Thursday 9 February 2023

Long-Tailed Tits starting to nest

Another welcome sign of the approach of spring: a Long-Tailed Tit collects spider webs to build a nest.


It was just along the path from the regular Robin at the Henry Moore sculpture, which came out to collect four pine nuts.


Other customers included the new Blue Tit near the Speke obelisk ...


... and a Chaffinch behind the Albert Memorial.


A Carrion Crow flew into the leaf yard carrying an aluminium foil food dish. The dish was empty and I think the crow just liked the shiny gold finish.


A Redwing preened in a tree on the Parade Ground.


A Black-Headed Gull in the Diana fountain enclosure did the worm dance and brought up a worm. It had been dancing for at least three minutes before the start of this clip.


This is of our regular Black-Headed Gulls, 2PSN, which was ringed in the unromantic surroundings of the Pitsea landfill site near Basildon and has been coming here every winter for many years.


A Grey Heron stalked very slowly and carefully through a reed bed near the Italian Garden, hoping to surprise a fish in a gap between the reeds.


The Little Grebe in the Italian Garden ...


... was diving with its usual companions.


If you look down through the willow beside the bridge you can see Mallards resting on their favourite branch. The willows are going green already, the first trees to put out new leaves.


A young fox looked out of a patch of long grass on the edge of the Long Water near the Italian Garden.


A squirrel in a jasmine bush did its best to look sweet and appealing. It works on many people, but I have a heart of stone where squirrels are concerned.

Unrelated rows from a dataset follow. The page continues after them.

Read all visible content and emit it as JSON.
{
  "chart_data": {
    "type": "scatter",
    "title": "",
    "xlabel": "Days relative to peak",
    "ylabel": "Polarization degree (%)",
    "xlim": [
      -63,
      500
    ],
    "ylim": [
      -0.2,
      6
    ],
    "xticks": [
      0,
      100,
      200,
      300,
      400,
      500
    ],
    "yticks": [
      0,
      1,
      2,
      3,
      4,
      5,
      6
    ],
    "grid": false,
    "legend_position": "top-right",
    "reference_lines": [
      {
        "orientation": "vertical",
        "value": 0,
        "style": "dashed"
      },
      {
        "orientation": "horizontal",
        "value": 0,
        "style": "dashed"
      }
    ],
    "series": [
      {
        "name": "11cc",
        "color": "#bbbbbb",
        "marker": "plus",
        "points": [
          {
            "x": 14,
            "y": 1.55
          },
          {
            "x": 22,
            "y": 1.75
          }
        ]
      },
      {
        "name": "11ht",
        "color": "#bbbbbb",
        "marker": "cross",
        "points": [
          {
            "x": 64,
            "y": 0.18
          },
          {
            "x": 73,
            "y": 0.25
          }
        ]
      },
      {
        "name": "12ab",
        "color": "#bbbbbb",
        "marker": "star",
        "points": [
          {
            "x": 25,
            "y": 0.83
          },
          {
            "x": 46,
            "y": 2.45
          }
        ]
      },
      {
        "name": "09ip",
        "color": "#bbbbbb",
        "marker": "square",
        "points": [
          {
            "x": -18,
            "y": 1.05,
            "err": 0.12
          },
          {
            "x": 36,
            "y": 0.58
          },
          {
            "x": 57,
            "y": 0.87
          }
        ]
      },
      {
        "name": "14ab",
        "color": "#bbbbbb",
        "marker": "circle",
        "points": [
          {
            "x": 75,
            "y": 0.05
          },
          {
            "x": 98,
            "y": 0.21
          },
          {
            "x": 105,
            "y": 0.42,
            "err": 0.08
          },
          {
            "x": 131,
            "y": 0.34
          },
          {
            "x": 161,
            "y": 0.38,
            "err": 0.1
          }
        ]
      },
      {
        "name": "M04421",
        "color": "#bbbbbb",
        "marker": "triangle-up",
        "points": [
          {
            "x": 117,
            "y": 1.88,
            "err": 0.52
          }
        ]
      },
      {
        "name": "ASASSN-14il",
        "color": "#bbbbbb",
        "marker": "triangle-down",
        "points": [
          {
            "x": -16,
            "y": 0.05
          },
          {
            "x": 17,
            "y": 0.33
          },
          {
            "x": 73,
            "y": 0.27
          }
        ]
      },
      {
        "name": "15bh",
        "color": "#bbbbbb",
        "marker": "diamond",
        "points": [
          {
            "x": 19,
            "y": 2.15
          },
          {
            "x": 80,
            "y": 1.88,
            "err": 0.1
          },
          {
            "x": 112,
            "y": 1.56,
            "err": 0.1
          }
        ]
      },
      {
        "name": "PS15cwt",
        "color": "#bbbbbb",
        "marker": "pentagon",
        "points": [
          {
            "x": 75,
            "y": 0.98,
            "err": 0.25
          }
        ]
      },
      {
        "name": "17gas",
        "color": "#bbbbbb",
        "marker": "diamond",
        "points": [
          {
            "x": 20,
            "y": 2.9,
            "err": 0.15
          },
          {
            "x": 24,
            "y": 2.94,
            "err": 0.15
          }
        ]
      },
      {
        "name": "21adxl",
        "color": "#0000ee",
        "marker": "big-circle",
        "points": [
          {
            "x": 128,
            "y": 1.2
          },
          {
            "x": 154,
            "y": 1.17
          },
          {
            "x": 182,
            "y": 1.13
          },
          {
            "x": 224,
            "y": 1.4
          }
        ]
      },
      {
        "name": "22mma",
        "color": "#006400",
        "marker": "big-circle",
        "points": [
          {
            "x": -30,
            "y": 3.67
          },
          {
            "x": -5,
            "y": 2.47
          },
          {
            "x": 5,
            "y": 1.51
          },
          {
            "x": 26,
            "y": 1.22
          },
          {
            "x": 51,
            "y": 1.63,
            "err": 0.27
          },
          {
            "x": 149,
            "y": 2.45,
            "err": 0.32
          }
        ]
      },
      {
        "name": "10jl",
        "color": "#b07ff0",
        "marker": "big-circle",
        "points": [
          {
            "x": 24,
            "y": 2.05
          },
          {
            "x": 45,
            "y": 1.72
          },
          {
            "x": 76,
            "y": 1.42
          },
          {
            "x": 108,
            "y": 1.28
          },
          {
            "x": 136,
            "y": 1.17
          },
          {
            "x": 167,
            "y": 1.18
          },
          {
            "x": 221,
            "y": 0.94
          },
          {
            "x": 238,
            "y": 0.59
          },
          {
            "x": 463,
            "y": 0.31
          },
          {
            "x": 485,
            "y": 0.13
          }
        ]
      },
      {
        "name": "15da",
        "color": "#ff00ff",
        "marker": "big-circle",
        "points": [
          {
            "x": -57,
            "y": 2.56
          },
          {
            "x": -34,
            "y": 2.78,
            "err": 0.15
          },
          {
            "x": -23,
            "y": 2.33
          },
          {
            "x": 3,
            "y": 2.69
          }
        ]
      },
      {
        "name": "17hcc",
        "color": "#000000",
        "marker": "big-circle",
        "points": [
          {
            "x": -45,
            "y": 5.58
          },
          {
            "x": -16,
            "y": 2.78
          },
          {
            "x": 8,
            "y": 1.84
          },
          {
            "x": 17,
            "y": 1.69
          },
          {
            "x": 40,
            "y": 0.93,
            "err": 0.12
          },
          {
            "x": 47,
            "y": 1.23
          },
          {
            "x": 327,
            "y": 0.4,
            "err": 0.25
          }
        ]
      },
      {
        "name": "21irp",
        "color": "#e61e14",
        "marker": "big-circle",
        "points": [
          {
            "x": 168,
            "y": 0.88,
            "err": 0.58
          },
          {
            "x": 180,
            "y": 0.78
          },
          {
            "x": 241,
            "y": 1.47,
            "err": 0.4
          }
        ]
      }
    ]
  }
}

A Buff-Tailed Bumblebee browsed on mahonia flowers in the Rose Garden. I'm trying to get pictures or video of these hardy creatures in every month of the year.

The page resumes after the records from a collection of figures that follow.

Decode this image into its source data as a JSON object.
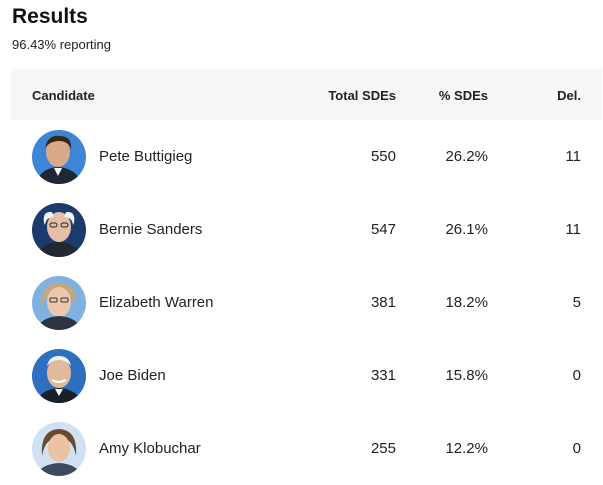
{
  "header": {
    "title": "Results",
    "reporting": "96.43% reporting"
  },
  "table": {
    "columns": {
      "candidate": "Candidate",
      "total": "Total SDEs",
      "pct": "% SDEs",
      "del": "Del."
    },
    "rows": [
      {
        "name": "Pete Buttigieg",
        "total": "550",
        "pct": "26.2%",
        "del": "11",
        "avatar_bg": "#3d86d6",
        "avatar_icon": "candidate-photo"
      },
      {
        "name": "Bernie Sanders",
        "total": "547",
        "pct": "26.1%",
        "del": "11",
        "avatar_bg": "#1c3a6b",
        "avatar_icon": "candidate-photo"
      },
      {
        "name": "Elizabeth Warren",
        "total": "381",
        "pct": "18.2%",
        "del": "5",
        "avatar_bg": "#7fb2e0",
        "avatar_icon": "candidate-photo"
      },
      {
        "name": "Joe Biden",
        "total": "331",
        "pct": "15.8%",
        "del": "0",
        "avatar_bg": "#2f6fc0",
        "avatar_icon": "candidate-photo"
      },
      {
        "name": "Amy Klobuchar",
        "total": "255",
        "pct": "12.2%",
        "del": "0",
        "avatar_bg": "#cfe1f2",
        "avatar_icon": "candidate-photo"
      }
    ]
  }
}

Tina Coulcher sent some pictures taken by her son Dan at Bull Island near Dublin, which seems to be a fine place for wetland birds. Here are a Curlew ...


... and a Redshank.


Finally, a link to Twitter, a short video by Chaudhary Parvez. It was shot just before the earthquake in Turkey, and he reckons that it shows birds sensing the first tremors before the quake struck. There is no doubt that animals can detect oncoming earthquakes. But it has also been suggested that it's just the normal noisy behaviour of Jackdaws coming in to roost. What do you think?

2 comments:

  1. i don't think that's normal Jackdaw behaviour. It reminds me of a sudden, unexpected, and catastrophic cold front a decade ago here. I was driving back from my place of work when I noticed that it was growing darker and darker by the minute. I saw several hundred Jackdaws fleeing (I can't call it by any other term) the city flying away at speed towards the countryside. Not fifteeen minutes later there came the biggest, most violent thunder- and hailstone downpour in my memory. It raged on for half an hour and as a result the lower part of the town was flooded, many vehicles, buildings and tree were damaged, some persons got seriously hurt, animals on the streets got pelted to death, and firefighters had to rescue many people from cars and the like. I had never seen anything like that in my life. I recalled the Jackdaws, desperately fleeing the city minutes before the thunderstorm began. I have no doubt they had sensed it and were terrified. Their behaviour was very like the one in the clip.